Przewodnicząca Zjednoczenia Narodowego Marine Le Pen wezwała do odesłania wszystkich nieletnich imigrantów do kraju pochodzenia. Wskazała też na bardzo wysokie koszty finansowania ich pobytu i na generowanie przez nich wzrostu przestępczości.
Okazją do tego wystąpienia była informacja o tym, że osobnik z tasakiem, który atakował pod była redakcją „Charlie Hebdo” udawał po przyjeździe do Francji nieletniego imigranta z Pakistanu. Miałby mieć teraz 18 lat, a w rzeczywistości ma lat 25.
Status „małoletniego cudzoziemca bez opieki” przynosi określone korzyści.
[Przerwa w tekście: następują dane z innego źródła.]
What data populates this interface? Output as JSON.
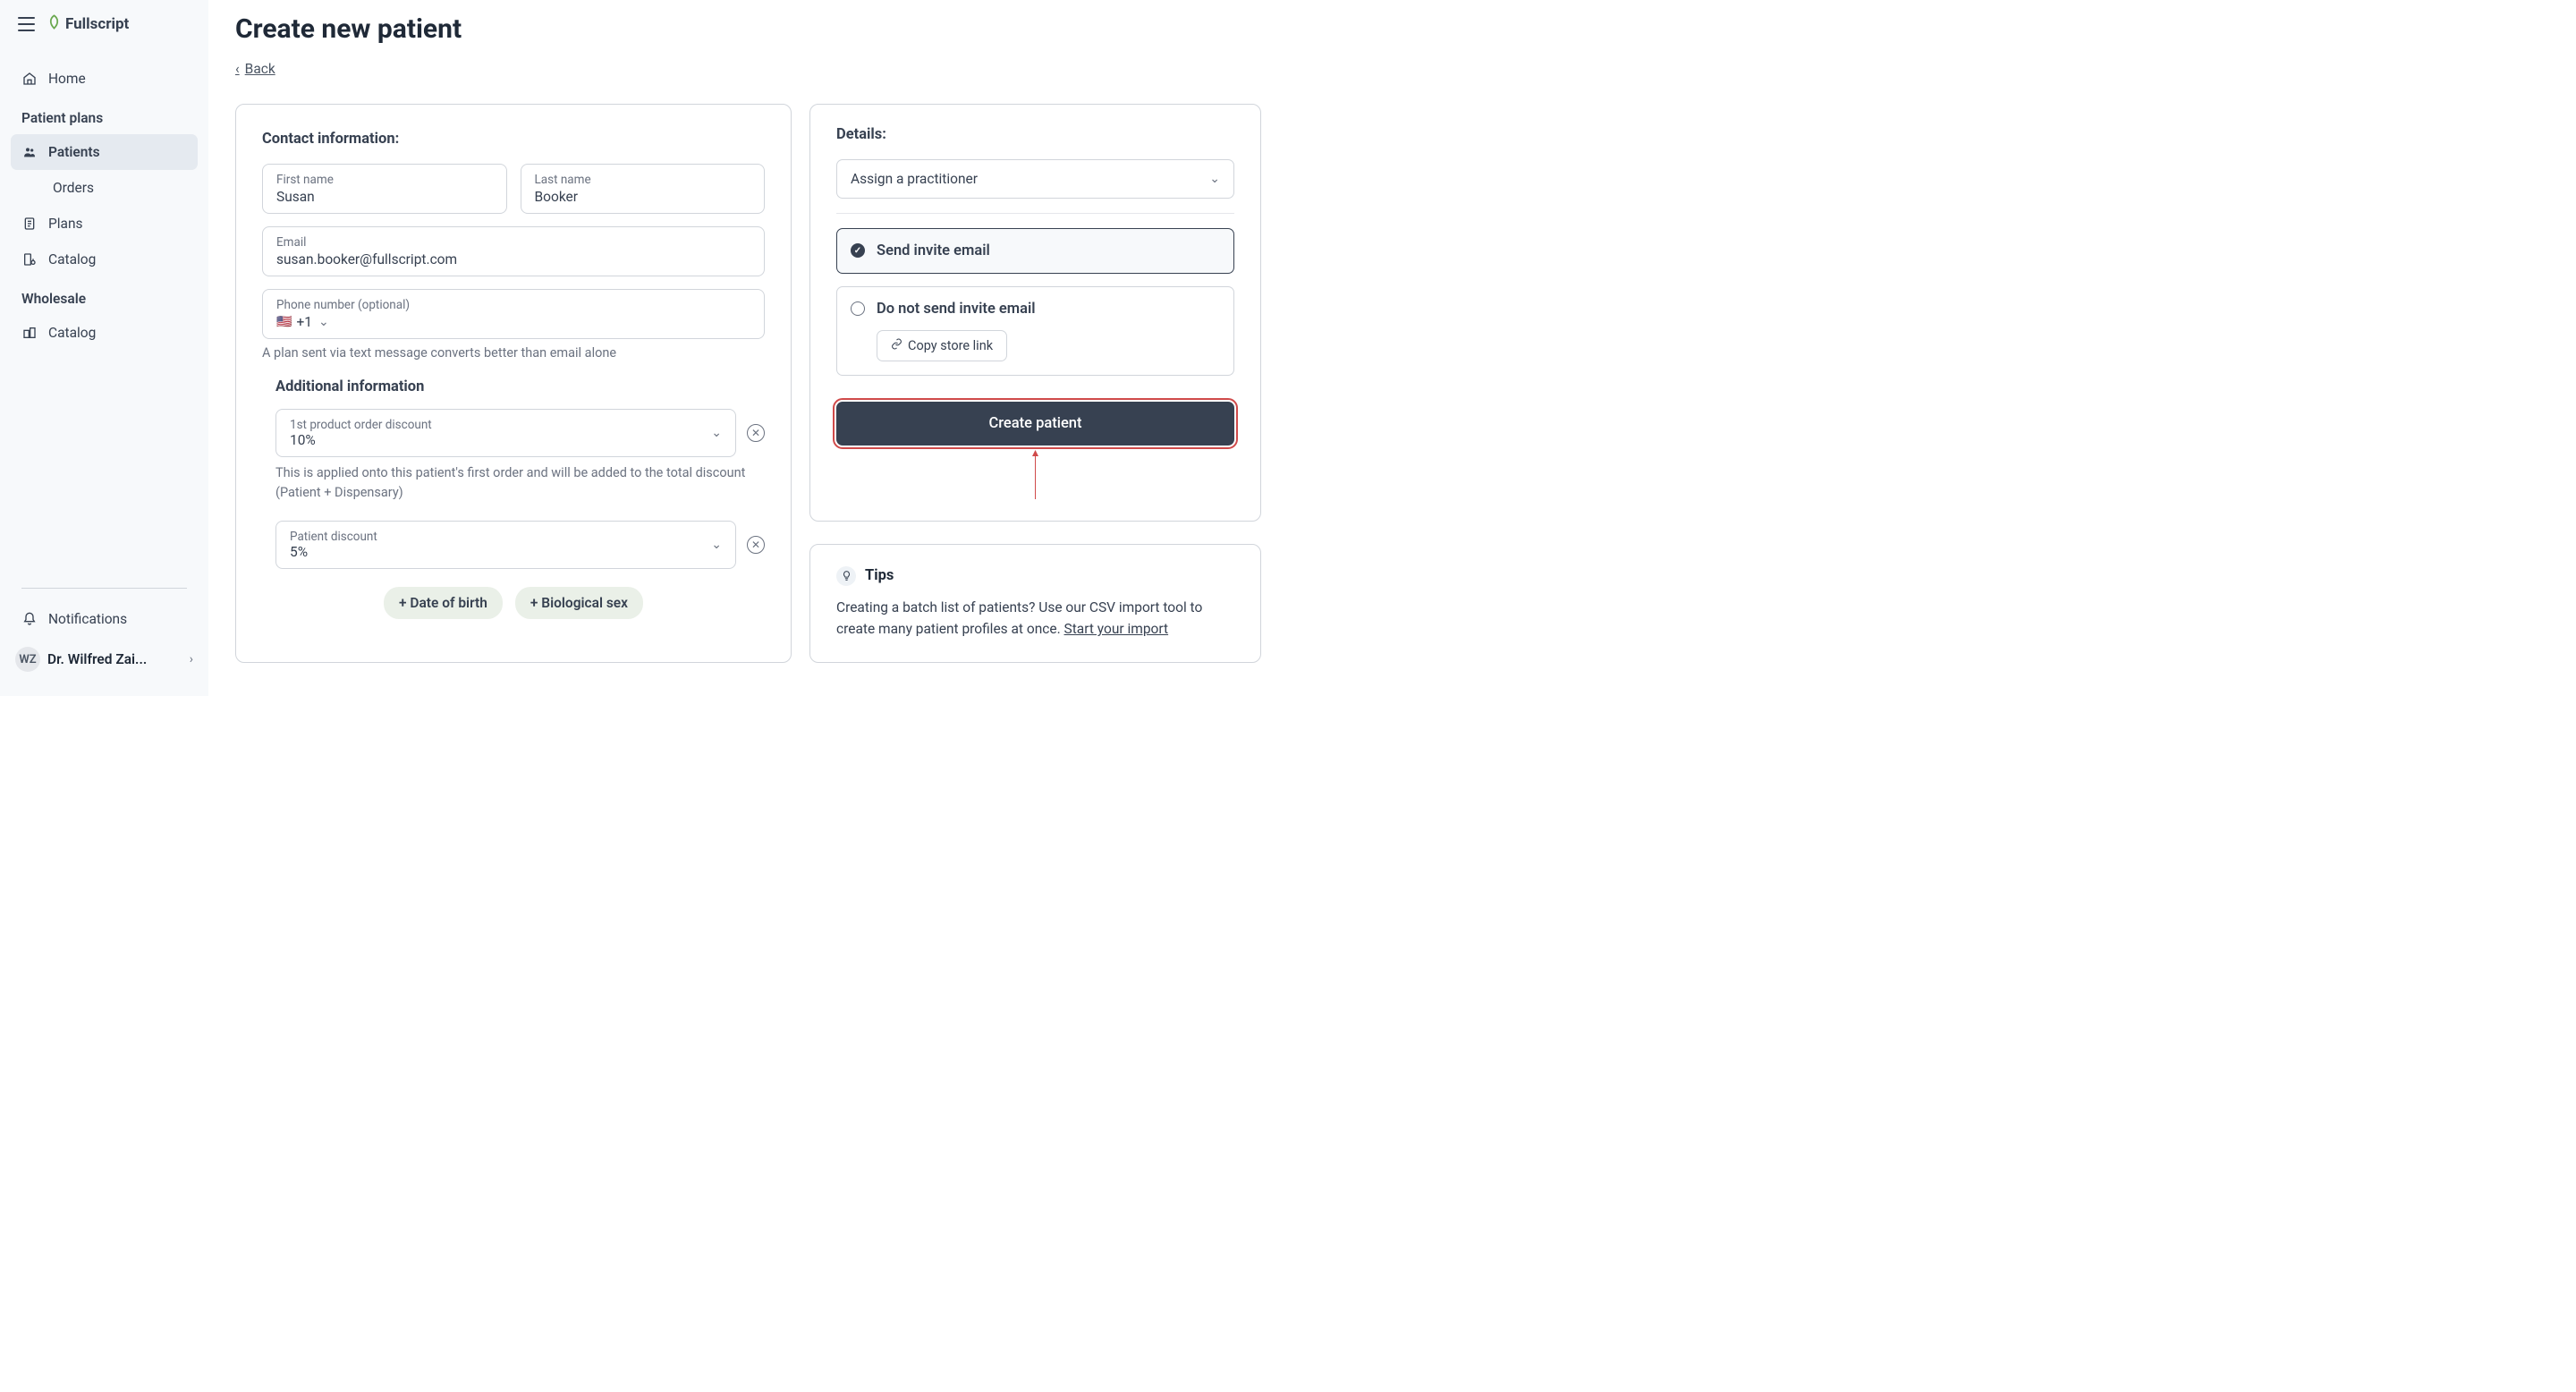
{
  "brand": {
    "name": "Fullscript"
  },
  "sidebar": {
    "home": "Home",
    "section_patient_plans": "Patient plans",
    "patients": "Patients",
    "orders": "Orders",
    "plans": "Plans",
    "catalog": "Catalog",
    "section_wholesale": "Wholesale",
    "wholesale_catalog": "Catalog",
    "notifications": "Notifications",
    "user_initials": "WZ",
    "user_name": "Dr. Wilfred Zai..."
  },
  "page": {
    "title": "Create new patient",
    "back": "Back"
  },
  "form": {
    "contact_information_label": "Contact information:",
    "first_name_label": "First name",
    "first_name_value": "Susan",
    "last_name_label": "Last name",
    "last_name_value": "Booker",
    "email_label": "Email",
    "email_value": "susan.booker@fullscript.com",
    "phone_label": "Phone number (optional)",
    "phone_code": "+1",
    "phone_helper": "A plan sent via text message converts better than email alone",
    "additional_information_label": "Additional information",
    "discount1_label": "1st product order discount",
    "discount1_value": "10%",
    "discount1_helper": "This is applied onto this patient's first order and will be added to the total discount (Patient + Dispensary)",
    "discount2_label": "Patient discount",
    "discount2_value": "5%",
    "pill_dob": "+ Date of birth",
    "pill_sex": "+ Biological sex"
  },
  "details": {
    "label": "Details:",
    "assign_practitioner": "Assign a practitioner",
    "send_invite": "Send invite email",
    "do_not_send": "Do not send invite email",
    "copy_store_link": "Copy store link",
    "create_patient": "Create patient"
  },
  "tips": {
    "title": "Tips",
    "text_part1": "Creating a batch list of patients? Use our CSV import tool to create many patient profiles at once. ",
    "link": "Start your import"
  }
}
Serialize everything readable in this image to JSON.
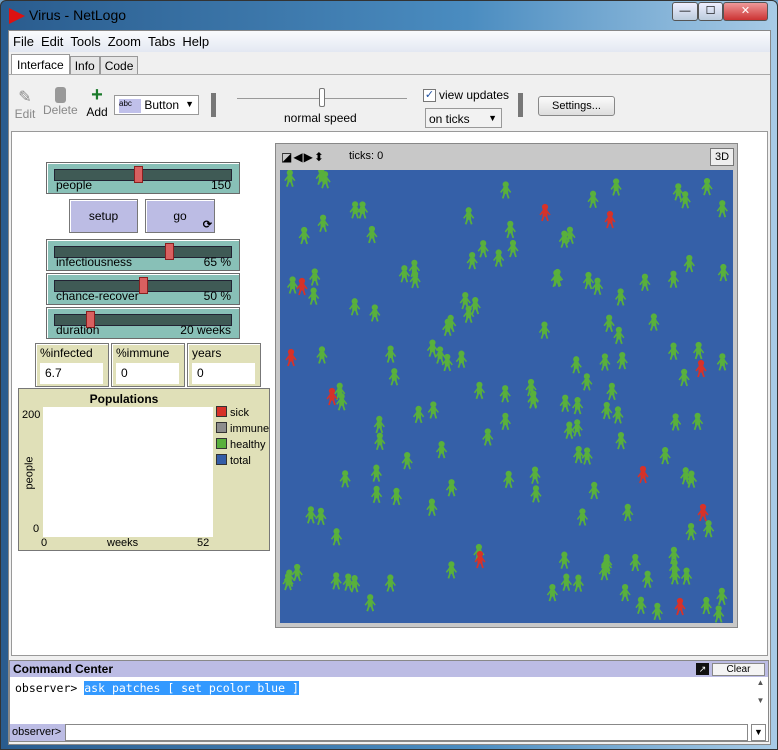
{
  "window": {
    "title": "Virus - NetLogo",
    "minimize": "—",
    "maximize": "☐",
    "close": "✕"
  },
  "menu": [
    "File",
    "Edit",
    "Tools",
    "Zoom",
    "Tabs",
    "Help"
  ],
  "tabs": [
    "Interface",
    "Info",
    "Code"
  ],
  "toolbar": {
    "edit": "Edit",
    "delete": "Delete",
    "add": "Add",
    "widget_type": "Button",
    "speed_label": "normal speed",
    "speed": 0.5,
    "view_updates_label": "view updates",
    "view_updates_checked": true,
    "update_mode": "on ticks",
    "settings": "Settings..."
  },
  "widgets": {
    "people": {
      "label": "people",
      "value": "150",
      "fraction": 0.47
    },
    "setup": "setup",
    "go": "go",
    "infectiousness": {
      "label": "infectiousness",
      "value": "65 %",
      "fraction": 0.65
    },
    "chance_recover": {
      "label": "chance-recover",
      "value": "50 %",
      "fraction": 0.5
    },
    "duration": {
      "label": "duration",
      "value": "20 weeks",
      "fraction": 0.19
    },
    "monitors": [
      {
        "label": "%infected",
        "value": "6.7"
      },
      {
        "label": "%immune",
        "value": "0"
      },
      {
        "label": "years",
        "value": "0"
      }
    ]
  },
  "plot": {
    "title": "Populations",
    "ylabel": "people",
    "xlabel": "weeks",
    "xmin": "0",
    "xmax": "52",
    "ymin": "0",
    "ymax": "200",
    "legend": [
      {
        "name": "sick",
        "color": "#d73229"
      },
      {
        "name": "immune",
        "color": "#8d8d8d"
      },
      {
        "name": "healthy",
        "color": "#59b03c"
      },
      {
        "name": "total",
        "color": "#345da7"
      }
    ]
  },
  "view": {
    "ticks": "ticks: 0",
    "three_d": "3D",
    "patch_color": "#3560a8",
    "sick_color": "#d73229",
    "healthy_color": "#59b03c"
  },
  "command_center": {
    "title": "Command Center",
    "clear": "Clear",
    "prompt": "observer>",
    "history_cmd": "ask patches [ set pcolor blue ]",
    "input_prompt": "observer>"
  }
}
Le Pen uważa, że we współpracy z UNICEF i organizacjami pozarządowymi nieletni migranci powinni być repatriowani do kraju pochodzenia w celu ochrony i znalezienia im domu.
Zagubieni w obcym społeczeństwie demoralizują się i wkraczają na drogę przestępczości. Dodatkowo to spory wydatek z budżetu. Z udawania nieletnich korzystają też terroryści.
Weryfikacja wieku wymaga testów układu kostnego, a te bywają zbyt drogie. Le Pen postuluje jednak, by takie testy stały się w przypadku wątpliwości regułą do przyznawania statusu „niepełnoletniego imigranta bez opieki”.